Cassatt's ladies are locked up almost everywhere, whether it's Lydia Seated
at a Tapestry Frame (1880-'81), Cassatt's mother in Mrs. R.S.
Cassatt (circa 1889), the japonaise woman sealing an envelope
(and concealing her mouth) in The Letter (1890-'91), or the solitary
women of Portrait of a Lady (1877), Portrait of Madame J.
(1879-'80), The Garden (1880), Autumn (1880), Lydia Seated in
the Garden with a Dog in Her Lap (circa 1880), Lydia Seated on a
Terrace Crocheting (1881-'82), Young Girl at a Window (circa
1883), Contemplation (1891-'92), and Revery (1891-'92). Their
sole escape is into motherhood, and Cassatt joins them there, if only in the
world of her imagination. In The Child's Bath (1880), we can't quite see
all the mother's face, only her tender solicitude. By the late '80s Cassatt has
taken up this subject in earnest: Young Mother (1888), Mother and
Child (1889), Women with Her Child (1889-'90), Nude Child
(1890-'91), The Child's Bath (1893), Breakfast in Bed (1897),
Mother and Child (circa 1900), Young Mother (1900), The
Mirror (circa 1905) -- too many to count. The most famous --
deservedly -- is Nude Child, a japonaise drypoint with a radiant
mother. In Young Mother mother and child both look slightly preoccupied.

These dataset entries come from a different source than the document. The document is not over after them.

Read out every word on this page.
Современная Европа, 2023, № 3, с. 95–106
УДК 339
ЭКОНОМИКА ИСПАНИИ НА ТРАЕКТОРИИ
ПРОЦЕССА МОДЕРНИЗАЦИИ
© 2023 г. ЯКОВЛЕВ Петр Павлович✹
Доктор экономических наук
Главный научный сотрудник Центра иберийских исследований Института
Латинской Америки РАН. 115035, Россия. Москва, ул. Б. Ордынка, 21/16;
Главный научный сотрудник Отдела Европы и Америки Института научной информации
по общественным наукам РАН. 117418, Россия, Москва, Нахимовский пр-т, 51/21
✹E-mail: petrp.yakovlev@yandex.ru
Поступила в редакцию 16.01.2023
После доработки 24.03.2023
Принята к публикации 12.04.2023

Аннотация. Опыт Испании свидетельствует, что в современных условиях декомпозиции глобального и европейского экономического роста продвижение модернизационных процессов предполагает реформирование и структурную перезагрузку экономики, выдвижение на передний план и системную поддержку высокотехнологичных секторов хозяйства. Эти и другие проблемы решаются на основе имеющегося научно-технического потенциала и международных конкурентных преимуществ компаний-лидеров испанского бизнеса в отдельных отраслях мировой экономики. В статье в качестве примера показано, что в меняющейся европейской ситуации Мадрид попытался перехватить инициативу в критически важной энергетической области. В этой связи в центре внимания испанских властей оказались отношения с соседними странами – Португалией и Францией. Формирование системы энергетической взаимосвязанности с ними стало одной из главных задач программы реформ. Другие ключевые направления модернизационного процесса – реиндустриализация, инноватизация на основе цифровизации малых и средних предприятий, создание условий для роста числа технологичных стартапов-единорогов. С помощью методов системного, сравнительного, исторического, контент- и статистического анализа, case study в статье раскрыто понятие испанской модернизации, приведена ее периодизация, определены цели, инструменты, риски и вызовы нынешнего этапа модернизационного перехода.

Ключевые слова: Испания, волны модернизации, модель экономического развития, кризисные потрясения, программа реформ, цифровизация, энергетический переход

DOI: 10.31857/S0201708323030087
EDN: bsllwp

In The Mirror both are looking in a mirror, their lone audience. The
Family (1893) shows a young mother with a younger girl (daughter? sister?)
and an infant. It's a family without men. The Boating Party (1894),
another of Cassatt's most famous works, presents a woman and child with a man,
but is he the father or just the boatman?
Mary Cassatt's life affords few answers. Her watercolor Self-Portrait
(circa 1880) displays a smartly dressed young artist who'll never be
quite comfortable with the next gentleman to pay his compliments. Edgar Degas's
Mary Cassatt Seated, Holding Cards (circa 1880-'84) shows us a
slightly older seated (and sedate) lady holding what look like cartes de
visite as if she were about to play solitaire. Like the women in her own
paintings, this Mary Cassatt yearns after something beyond the freedom that
20th-century women have achieved -- love, perhaps, and respect. But she's not
quite ready to risk the comfort and elegance that goes with being a
19th-century lady. Cassatt doesn't seem to have found the solution to this
dilemma, in her art or her life, but the issues she raises make her a major
artist.
They also make "Modern Woman" a major show, though the MFA comes up a little
short in the actual exhibition. The layout -- by themes and more or less
chronological -- is sensible and even thoughtful, and there's a "Salon Cassatt"
room with books to browse, French music to listen to, and an interactive
computer station where you can redesign Cassatt's work. What's missing
is . . . some of her most famous paintings: Women in a
Loge, Self-Portrait, Revery, The Boating Party, The
Cup of Tea, Mother and Child (circa 1900), Young
Mother, The Mirror, Woman at Her Toilette. And though the
catalogue is the MFA's usual handsome affair (and very fairly priced at $30 for
the paperback), it dodges the hard questions -- did Cassatt have any kind of
emotional life? why does the quality and quantity of her art fall off so
dramatically? -- in favor of creating a feminist icon and selling "Cassatt
blend" tea and Cassatt tea cups (beautiful ones, I grant) in the gift shop. The
real Cassatt icon is that lady hiding behind the tea cup in the MFA's own
Tea (1879-'80), the one who's reluctant to let us see what she's
thinking, even what she looks like. She's Mary Cassatt's finest self-portrait.